Livorno, la maledizione sui bacini
Alla vigilia della gara per la gestione, entrambi i complessi sono fuori uso – E le stime tecniche parlano di almeno 20 milioni di euro per ripristinarne le funzioni – Le urgenze del cantiere Benetti
LIVORNO – Il bacino galleggiante “Mediterraneo”, che doveva andare in gara per la gestione entro la fine di settembre, è stato di fatto semi-affondato dalla nave oceanografica Urania che è “caduta” dalle taccate durante la manovra di sollevamento. Un danno grave alla nave, una tragedia umana quasi incredibile, con un operaio morto schiacciato all’interno della nave dal materiale che gli è scivolato addosso quando l’Urania si è inclinata (probabilmente per il cedimento di una o più “taccate”) e una decina di altri feriti.
[hidepost]E un danno altrettanto grave per il cantiere navale Benetti, bloccato per buona parte dei vari e specialmente degli alaggi degli yachts più grandi che a fine stagione estiva vengono in genere a terra. Con il bacino grande in muratura da anni inutilizzabile – la sua barca/porta è finita in fondo al porto due anni fa e non è stata più ripescata: ma anche tutto il sistema delle pompe e degli apparati elettrici è da anni ridotto a rottami – il Mediterraneo era rimasto l’unico sistema utilizzabile per il grande cantiere nautico. E si teme adesso che l’inchiesta della magistratura possa bloccare per chissà quali tempi le urgenti riparazioni di cui il Mediterraneo necessita. Insomma, il porto di Livorno che anni fa aveva il più importante sistema di bacini di carenaggio d’Italia e uno dei primi del Mediterraneo, oggi è di fatto fuorigioco: per quella che qualcuno ha voluto definire una maledizione alla Montezuma …. E che richiederà un’aggiunta di spesa a quei 20 milioni di euro che qualche anno fa una perizia del Rina fatta fare dalla locale Camera di Commercio aveva indicato come indispensabili per rimettere in funzione il bacinone.
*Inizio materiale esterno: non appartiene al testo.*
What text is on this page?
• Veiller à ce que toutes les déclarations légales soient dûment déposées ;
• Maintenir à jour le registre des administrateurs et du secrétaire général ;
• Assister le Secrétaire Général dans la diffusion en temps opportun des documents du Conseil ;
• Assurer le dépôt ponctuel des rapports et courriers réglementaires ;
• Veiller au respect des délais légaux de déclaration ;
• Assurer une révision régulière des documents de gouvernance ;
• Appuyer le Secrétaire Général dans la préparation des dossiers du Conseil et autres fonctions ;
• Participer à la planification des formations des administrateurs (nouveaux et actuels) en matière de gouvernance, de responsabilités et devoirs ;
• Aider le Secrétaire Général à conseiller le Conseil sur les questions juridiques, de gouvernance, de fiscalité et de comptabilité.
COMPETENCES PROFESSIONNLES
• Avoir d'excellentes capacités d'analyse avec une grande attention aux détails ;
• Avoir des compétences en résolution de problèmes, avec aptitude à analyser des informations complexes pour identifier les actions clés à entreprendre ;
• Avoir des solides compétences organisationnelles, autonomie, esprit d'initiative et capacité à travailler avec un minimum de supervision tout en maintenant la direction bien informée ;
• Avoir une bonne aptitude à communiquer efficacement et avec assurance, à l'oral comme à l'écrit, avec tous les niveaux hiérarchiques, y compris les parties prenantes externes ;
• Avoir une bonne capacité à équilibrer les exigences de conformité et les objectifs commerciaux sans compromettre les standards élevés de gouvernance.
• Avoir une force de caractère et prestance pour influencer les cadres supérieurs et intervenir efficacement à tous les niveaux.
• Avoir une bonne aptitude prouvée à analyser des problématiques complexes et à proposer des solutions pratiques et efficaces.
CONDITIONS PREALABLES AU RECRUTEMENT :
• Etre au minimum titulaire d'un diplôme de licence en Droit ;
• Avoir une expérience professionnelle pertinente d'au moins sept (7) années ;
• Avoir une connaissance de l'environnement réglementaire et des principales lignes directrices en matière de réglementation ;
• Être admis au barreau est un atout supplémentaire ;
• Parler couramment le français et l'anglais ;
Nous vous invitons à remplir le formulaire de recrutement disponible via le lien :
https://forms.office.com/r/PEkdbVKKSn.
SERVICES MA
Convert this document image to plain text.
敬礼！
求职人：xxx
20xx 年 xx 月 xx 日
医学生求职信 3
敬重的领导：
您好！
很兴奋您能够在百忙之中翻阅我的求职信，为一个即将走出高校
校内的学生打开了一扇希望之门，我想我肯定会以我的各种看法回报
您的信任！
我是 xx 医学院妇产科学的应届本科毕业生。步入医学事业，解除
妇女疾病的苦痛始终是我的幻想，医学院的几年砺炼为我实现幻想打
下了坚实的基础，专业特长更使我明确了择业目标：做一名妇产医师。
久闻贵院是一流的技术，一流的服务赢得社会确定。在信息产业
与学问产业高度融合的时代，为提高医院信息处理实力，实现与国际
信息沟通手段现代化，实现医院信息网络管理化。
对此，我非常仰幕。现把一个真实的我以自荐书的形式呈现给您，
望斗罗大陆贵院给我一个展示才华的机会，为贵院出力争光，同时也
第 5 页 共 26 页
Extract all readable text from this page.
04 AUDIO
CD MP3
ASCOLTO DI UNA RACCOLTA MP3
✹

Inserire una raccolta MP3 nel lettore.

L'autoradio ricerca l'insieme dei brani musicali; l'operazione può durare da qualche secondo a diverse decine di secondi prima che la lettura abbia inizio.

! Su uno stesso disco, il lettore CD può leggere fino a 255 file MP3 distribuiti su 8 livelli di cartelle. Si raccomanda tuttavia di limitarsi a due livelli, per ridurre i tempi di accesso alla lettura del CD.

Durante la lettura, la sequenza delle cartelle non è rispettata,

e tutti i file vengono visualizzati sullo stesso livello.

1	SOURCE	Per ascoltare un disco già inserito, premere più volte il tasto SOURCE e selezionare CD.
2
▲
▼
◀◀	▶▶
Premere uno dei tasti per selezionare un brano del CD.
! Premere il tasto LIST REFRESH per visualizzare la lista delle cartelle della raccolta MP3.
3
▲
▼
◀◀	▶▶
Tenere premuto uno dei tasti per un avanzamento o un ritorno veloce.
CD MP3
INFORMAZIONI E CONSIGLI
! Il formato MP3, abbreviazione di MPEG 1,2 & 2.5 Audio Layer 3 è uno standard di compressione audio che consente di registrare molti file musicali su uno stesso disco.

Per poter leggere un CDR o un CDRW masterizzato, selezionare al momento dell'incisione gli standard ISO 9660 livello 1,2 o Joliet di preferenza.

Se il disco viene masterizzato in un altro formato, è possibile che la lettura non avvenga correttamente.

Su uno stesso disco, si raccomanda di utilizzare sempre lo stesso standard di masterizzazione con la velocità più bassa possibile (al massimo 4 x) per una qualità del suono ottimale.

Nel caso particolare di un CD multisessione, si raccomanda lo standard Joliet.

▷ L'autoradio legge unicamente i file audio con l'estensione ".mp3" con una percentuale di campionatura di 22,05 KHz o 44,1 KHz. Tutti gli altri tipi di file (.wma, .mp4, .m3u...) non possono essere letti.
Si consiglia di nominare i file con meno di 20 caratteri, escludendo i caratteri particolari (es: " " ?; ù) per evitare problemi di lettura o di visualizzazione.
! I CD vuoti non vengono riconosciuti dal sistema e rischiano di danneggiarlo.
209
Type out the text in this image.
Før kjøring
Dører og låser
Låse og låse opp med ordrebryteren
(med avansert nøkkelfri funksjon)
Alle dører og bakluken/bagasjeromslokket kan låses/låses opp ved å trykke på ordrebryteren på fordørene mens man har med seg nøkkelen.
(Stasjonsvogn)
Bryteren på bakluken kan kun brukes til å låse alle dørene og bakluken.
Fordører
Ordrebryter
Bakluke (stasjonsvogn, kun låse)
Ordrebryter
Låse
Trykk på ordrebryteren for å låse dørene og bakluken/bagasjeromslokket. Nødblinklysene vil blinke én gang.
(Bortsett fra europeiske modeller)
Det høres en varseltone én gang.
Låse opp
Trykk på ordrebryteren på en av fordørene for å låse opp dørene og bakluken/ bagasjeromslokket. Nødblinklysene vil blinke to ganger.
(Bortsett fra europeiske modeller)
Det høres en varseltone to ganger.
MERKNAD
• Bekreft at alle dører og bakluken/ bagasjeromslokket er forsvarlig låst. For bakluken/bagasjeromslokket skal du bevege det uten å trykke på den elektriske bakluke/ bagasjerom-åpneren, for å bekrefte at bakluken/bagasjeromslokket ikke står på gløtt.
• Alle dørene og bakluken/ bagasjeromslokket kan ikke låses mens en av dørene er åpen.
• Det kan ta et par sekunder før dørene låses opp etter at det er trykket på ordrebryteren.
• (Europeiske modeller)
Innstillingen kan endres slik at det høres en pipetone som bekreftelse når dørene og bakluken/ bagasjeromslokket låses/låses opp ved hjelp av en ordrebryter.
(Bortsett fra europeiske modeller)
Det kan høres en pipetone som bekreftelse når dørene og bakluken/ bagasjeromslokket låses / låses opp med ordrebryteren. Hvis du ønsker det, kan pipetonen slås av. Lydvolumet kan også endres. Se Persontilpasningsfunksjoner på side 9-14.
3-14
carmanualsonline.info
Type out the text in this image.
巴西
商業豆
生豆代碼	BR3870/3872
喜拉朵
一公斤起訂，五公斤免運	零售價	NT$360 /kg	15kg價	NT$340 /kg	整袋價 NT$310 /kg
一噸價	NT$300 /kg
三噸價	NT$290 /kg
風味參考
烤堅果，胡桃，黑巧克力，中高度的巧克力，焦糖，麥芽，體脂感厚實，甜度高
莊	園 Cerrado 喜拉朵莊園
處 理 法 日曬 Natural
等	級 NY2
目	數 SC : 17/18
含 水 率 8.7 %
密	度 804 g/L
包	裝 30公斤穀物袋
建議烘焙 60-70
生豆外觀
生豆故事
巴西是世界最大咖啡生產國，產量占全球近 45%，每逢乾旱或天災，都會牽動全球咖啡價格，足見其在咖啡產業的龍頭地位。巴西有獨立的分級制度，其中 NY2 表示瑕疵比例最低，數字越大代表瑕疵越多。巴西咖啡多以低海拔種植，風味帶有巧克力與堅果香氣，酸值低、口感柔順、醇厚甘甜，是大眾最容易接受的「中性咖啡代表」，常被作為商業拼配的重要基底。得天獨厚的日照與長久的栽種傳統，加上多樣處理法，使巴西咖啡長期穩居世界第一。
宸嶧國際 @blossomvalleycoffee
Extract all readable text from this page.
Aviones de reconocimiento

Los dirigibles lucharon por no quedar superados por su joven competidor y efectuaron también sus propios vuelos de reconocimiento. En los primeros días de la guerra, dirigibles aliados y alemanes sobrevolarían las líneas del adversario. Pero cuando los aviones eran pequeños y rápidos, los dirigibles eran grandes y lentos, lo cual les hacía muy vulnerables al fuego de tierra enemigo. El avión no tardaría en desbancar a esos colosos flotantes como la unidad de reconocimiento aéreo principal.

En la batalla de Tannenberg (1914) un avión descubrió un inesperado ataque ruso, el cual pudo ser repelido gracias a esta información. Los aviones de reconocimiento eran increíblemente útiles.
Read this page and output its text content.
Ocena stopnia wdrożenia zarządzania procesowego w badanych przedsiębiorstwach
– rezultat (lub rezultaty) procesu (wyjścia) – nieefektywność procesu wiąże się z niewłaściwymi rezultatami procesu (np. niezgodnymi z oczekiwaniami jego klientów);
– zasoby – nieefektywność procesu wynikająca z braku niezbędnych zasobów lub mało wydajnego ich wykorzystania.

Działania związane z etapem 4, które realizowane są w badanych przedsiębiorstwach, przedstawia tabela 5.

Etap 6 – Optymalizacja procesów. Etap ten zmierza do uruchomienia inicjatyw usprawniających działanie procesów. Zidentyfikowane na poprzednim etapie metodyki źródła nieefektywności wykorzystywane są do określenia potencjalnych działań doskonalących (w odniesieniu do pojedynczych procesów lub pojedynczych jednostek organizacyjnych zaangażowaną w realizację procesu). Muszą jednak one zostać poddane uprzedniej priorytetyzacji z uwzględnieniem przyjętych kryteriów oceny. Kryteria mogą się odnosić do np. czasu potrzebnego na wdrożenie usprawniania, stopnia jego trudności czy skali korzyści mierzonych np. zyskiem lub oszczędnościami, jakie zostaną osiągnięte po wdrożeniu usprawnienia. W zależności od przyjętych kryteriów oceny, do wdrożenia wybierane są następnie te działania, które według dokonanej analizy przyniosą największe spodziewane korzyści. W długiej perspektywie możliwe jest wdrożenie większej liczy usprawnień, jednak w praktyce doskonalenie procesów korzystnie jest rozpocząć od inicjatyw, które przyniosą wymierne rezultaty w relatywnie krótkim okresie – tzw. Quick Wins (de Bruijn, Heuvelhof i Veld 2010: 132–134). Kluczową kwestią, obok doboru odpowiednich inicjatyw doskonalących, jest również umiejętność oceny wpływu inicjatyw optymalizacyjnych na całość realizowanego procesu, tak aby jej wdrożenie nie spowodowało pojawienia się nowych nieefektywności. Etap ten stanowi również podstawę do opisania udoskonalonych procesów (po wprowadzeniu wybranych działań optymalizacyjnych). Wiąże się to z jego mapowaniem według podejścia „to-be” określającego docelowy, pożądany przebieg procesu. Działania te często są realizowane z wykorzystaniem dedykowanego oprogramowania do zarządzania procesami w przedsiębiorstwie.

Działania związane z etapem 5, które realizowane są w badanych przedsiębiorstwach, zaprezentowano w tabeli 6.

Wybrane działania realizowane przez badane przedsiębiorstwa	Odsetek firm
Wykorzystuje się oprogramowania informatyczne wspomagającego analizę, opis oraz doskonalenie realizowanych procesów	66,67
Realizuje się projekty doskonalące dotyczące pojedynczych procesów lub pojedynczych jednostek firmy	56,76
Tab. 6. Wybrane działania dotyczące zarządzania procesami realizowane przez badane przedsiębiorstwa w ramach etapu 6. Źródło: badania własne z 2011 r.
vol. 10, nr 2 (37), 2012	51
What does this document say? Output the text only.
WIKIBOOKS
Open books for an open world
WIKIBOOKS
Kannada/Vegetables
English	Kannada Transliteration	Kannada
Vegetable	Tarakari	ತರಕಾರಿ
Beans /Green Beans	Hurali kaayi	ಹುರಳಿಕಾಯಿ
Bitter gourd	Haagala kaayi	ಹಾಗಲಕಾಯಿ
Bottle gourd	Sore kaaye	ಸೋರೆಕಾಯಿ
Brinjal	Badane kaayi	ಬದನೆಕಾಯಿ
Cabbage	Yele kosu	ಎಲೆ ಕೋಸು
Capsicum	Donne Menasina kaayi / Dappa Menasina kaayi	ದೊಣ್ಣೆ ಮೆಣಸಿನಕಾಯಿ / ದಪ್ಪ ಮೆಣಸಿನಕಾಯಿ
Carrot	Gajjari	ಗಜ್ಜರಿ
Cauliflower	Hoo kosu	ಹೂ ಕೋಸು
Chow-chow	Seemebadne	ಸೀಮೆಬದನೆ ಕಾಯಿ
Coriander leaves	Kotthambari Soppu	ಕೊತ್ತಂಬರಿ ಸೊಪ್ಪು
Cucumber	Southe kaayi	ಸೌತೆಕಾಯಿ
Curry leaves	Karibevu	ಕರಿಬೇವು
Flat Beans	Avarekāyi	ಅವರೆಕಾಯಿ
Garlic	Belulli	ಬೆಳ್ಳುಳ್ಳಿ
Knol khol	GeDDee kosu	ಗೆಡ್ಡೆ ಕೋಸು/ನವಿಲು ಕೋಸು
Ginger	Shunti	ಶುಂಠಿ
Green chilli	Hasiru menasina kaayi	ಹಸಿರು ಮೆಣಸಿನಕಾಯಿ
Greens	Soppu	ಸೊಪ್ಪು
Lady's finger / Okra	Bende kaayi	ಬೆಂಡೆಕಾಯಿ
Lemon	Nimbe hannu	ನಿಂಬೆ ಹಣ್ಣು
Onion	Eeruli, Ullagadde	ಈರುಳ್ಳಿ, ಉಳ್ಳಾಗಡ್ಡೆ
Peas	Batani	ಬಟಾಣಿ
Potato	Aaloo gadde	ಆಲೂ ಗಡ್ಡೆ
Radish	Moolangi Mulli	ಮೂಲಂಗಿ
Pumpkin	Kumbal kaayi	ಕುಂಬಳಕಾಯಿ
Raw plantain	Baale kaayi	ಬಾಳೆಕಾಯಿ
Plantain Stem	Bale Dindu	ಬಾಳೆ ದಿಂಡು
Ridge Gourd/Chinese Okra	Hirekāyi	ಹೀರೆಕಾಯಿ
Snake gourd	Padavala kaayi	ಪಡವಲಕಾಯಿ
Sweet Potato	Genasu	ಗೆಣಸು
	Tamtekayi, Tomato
Le inchieste in corso dovranno stabilire come è potuto accadere che una nave di 61 metri, dunque ben sotto la portata massima del Mediterraneo, si sia coricata su un fianco durante l’operazione di messa in secca, sfondandosi in carena con una o più taccate e perforando con le stesse (o altre) taccate il fondo del bacino, fino a farlo affondare. La morte dell’operaio elettricista impegnato nelle operazioni a bordo della nave, che si svolgevano per conto del cantiere Montano – che aveva di recente jumboizzato l’Urania e che stava procedendo a una verifica del bow trhuster per alcune vie d’acqua – è uno dei pochi dati accertati con sicurezza: il giovane è stato travolto e schiacciato da pesanti materiali che nello sbandamento dell’Urania gli sono piombati addosso. Un secondo operaio è stato salvato grazie al quasi miracoloso intervento del personale della motovedetta CP 867 della Capitaneria che a tre minuti dal disastro è salito a bordo dell’Urania, ha immobilizzato su una barella spinale l’infortunato e l’ha trasportato all’ambulanza nel frattempo accorsa in banchina. I soccorsi sono stati velocissimi anche da parte dei vigili del fuoco e dalle squadre del cantiere, malgrado la situazione apparisse pericolosissima per chi si avvicinava. Un maledetto insieme di fattori che ha reso drammatiche le conseguenze di un incidente tutt’altro che unico.